Re: Is the PL/pgSQL refcursor useful in a modern three-tier app?

Bryn Llewellyn <bryn@xxxxxxxxxxxx> · Thu, 23 Mar 2023 12:49:34 -0700

laurenz.albe@xxxxxxxxxxx wrote:

bryn@xxxxxxxxxxxx wrote:
laurenz.albe@xxxxxxxxxxx wrote:

I recently used cursor scrollability, so I can show you a use case:

github.com/cybertec-postgresql/db_migrator/blob/master/db_migrator--1.0.0.sql#L49

However, source code famously reveals only what it does and not what the author's intention,
and overall design philosophy, is. I looked at the README accounts for these two functions here:

github.com/cybertec-postgresql/db_migrator#materialize_foreign_table
github.com/cybertec-postgresql/db_migrator#db_migrate_refresh

But these accounts say nothing about the design of their implementations.

The documentation describes the purpose of the function and how to use it, not how I went about implementing it. You are interpreting too much. I just wanted to show you a case where scrollable cursors can be useful.

The upshot, therefore, is that I'm afraid that I can only guess at why you use "open, fetch, close" on a refcursor rather than an ordinary cursor for loop. After all, you use the technique only to traverse metadata tables about partitions, subpartitions, and columns. I'd be astonished if such tables have humongous numbers of rows (like hundreds of millions).

No, I don't expect large result sets, and concurrency won't be a problem. I explained why I used scrollable cursors: to save myself an extra query for the total result set count.

It's only natural to want to understand the design philosophy and things like data volumes and possible concurrency concerns when it's recommended that I look at the 200 line source code for a function. I wanted only to assure you that I'd done my due diligence to get some answers. Thanks for confirming my guess about the data volumes and concurrency concerns. Right, I do see that the approach that you used very naturally expresses what needs to be done.

— Create a txn-duration "pg_cursors" row for the outer "select" of interest.
— Traverse it to get the row count, using "move" so's not to see the rows.
— Fetch the first row and do something special that needs the row count as well as the row.
— Loop over the remaining rows and do more pre-row actions.
— Similar logic in an inner loop for a different "select".
— Close the cursors explicitly.

It seems to me (given what you promised me about data volumes and concurrency) that using explicit "select count(*)" with ordinary loops that have the "select" statements in the "for" header (and that would use the cursor mechanisms under the hood) would work correctly and without harming performance. But I'll agree that such code might seem to be less expressive of its purpose then your approach.
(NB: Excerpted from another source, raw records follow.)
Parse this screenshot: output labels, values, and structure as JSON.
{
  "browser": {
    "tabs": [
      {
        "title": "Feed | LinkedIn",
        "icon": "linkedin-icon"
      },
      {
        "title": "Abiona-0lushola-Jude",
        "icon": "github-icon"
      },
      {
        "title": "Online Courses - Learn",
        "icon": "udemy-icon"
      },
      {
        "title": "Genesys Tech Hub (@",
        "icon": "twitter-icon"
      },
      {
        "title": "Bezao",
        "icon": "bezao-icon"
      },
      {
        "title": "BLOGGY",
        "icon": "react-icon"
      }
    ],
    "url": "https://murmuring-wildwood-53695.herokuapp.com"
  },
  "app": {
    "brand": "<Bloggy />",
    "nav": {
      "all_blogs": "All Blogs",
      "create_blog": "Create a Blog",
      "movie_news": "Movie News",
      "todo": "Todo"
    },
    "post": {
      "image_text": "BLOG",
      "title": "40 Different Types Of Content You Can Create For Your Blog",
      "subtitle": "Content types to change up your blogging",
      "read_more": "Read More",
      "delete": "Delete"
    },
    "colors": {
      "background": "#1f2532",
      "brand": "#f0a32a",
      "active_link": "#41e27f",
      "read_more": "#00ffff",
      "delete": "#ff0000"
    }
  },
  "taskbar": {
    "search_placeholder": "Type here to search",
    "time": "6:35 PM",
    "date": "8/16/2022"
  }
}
Here is another account of how cursors can be useful:
www.cybertec-postgresql.com/en/pagination-problem-total-result-count/

Thanks! It's a very interesting and helpful read.
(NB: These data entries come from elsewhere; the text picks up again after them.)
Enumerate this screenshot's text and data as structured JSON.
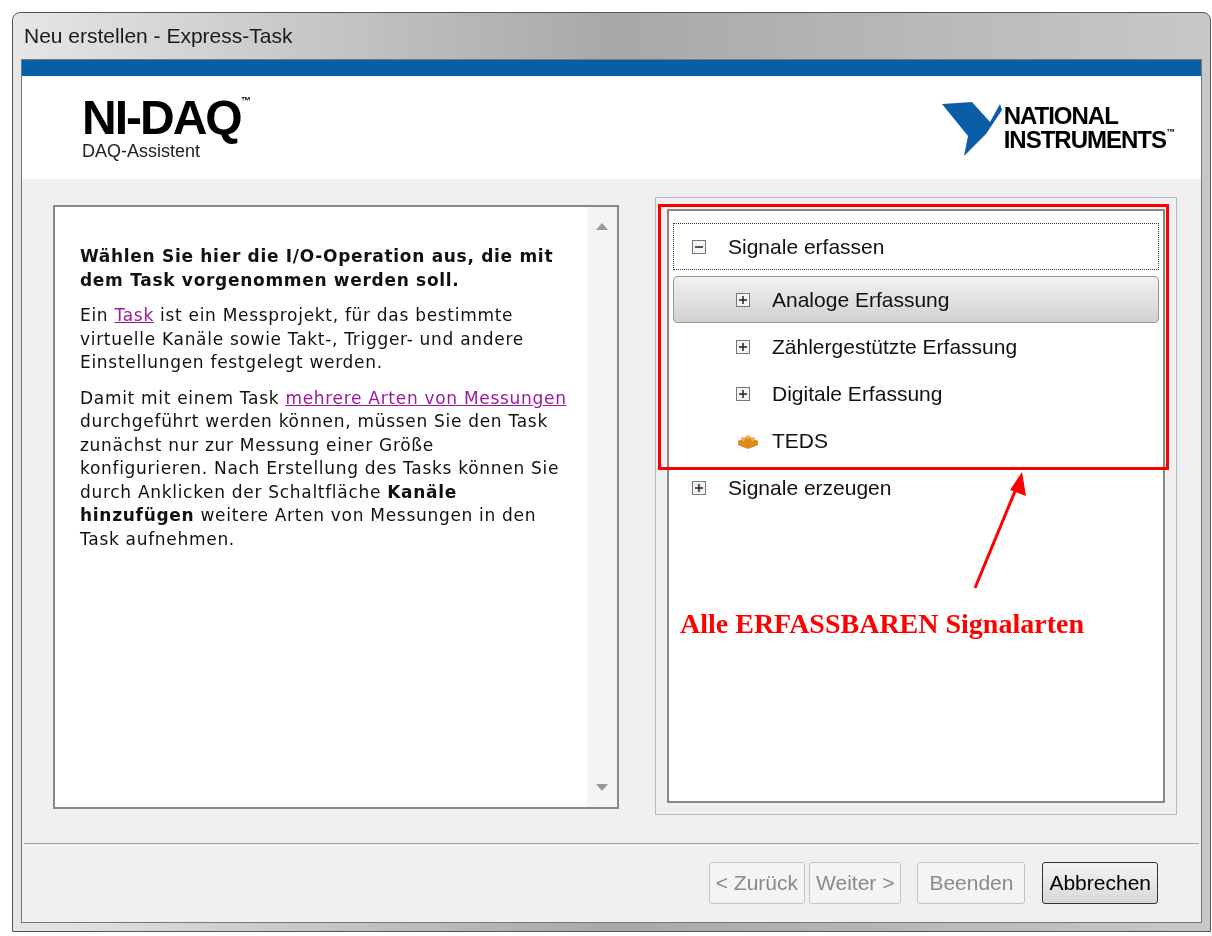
{
  "window": {
    "title": "Neu erstellen - Express-Task"
  },
  "header": {
    "product": "NI-DAQ",
    "product_mark": "™",
    "subtitle": "DAQ-Assistent",
    "logo_lines": [
      "NATIONAL",
      "INSTRUMENTS"
    ],
    "logo_mark": "™"
  },
  "help": {
    "heading": "Wählen Sie hier die I/O-Operation aus, die mit dem Task vorgenommen werden soll.",
    "paragraphs": [
      [
        {
          "kind": "text",
          "text": "Ein "
        },
        {
          "kind": "link",
          "text": "Task"
        },
        {
          "kind": "text",
          "text": " ist ein Messprojekt, für das bestimmte virtuelle Kanäle sowie Takt-, Trigger- und andere Einstellungen festgelegt werden."
        }
      ],
      [
        {
          "kind": "text",
          "text": "Damit mit einem Task "
        },
        {
          "kind": "link",
          "text": "mehrere Arten von Messungen"
        },
        {
          "kind": "text",
          "text": " durchgeführt werden können, müssen Sie den Task zunächst nur zur Messung einer Größe konfigurieren. Nach Erstellung des Tasks können Sie durch Anklicken der Schaltfläche **Kanäle hinzufügen** weitere Arten von Messungen in den Task aufnehmen."
        }
      ]
    ]
  },
  "tree": [
    {
      "label": "Signale erfassen",
      "kind": "folder",
      "expanded": true,
      "selected": false,
      "focused": true,
      "children": [
        {
          "label": "Analoge Erfassung",
          "kind": "folder",
          "expanded": false,
          "selected": true,
          "focused": false
        },
        {
          "label": "Zählergestützte Erfassung",
          "kind": "folder",
          "expanded": false,
          "selected": false,
          "focused": false
        },
        {
          "label": "Digitale Erfassung",
          "kind": "folder",
          "expanded": false,
          "selected": false,
          "focused": false
        },
        {
          "label": "TEDS",
          "kind": "teds",
          "selected": false,
          "focused": false
        }
      ]
    },
    {
      "label": "Signale erzeugen",
      "kind": "folder",
      "expanded": false,
      "selected": false,
      "focused": false
    }
  ],
  "annotation": {
    "text": "Alle ERFASSBAREN Signalarten"
  },
  "buttons": [
    {
      "label": "< Zurück",
      "disabled": true,
      "default": false
    },
    {
      "label": "Weiter >",
      "disabled": true,
      "default": false
    },
    {
      "label": "Beenden",
      "disabled": true,
      "default": false
    },
    {
      "label": "Abbrechen",
      "disabled": false,
      "default": true
    }
  ]
}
You wrote « a WITH HOLD cursor... fetches the complete result set at the end of the transaction and materializes it on the server. »
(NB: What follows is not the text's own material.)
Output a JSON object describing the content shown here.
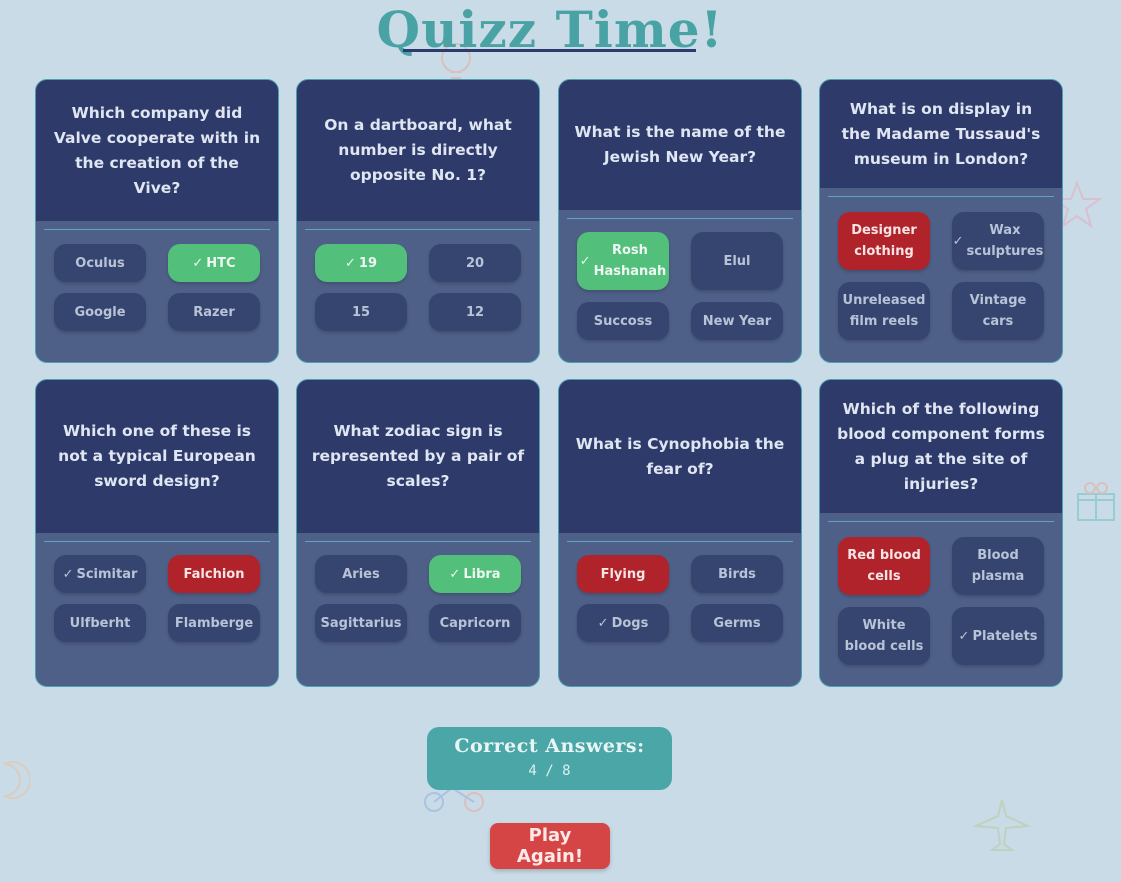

I checked the current doc for the 'declare' statement. It says:

«
In the current implementation, the rows represented by a held cursor are copied into a temporary file or memory area so that they remain available for subsequent transactions.
»

I tested this with "table t(k int primary key, v int not null)" with 100 Million rows. (I'm using psql's default mode for "AUTOCOMMIT" to ask for the server's behavior "as is"—so no explicit "start transaction" unless I need this. And I'm using a PostgreSQL server in a Ubuntu VM on my Mac Book with a psql client in the native macOS. First I timed a "with hold" cursor creation.

-- Took ~30 sec.
declare "With Hold" scroll cursor with hold for select k, v from t order by k;

Then I timed a "without hold" cursor creation for the same "select":

start transaction;
  -- Took less than ~20 ms
  declare "Without Hold" scroll cursor without hold for select k, v from t;

This certainly bears out what you and the doc said about "with hold".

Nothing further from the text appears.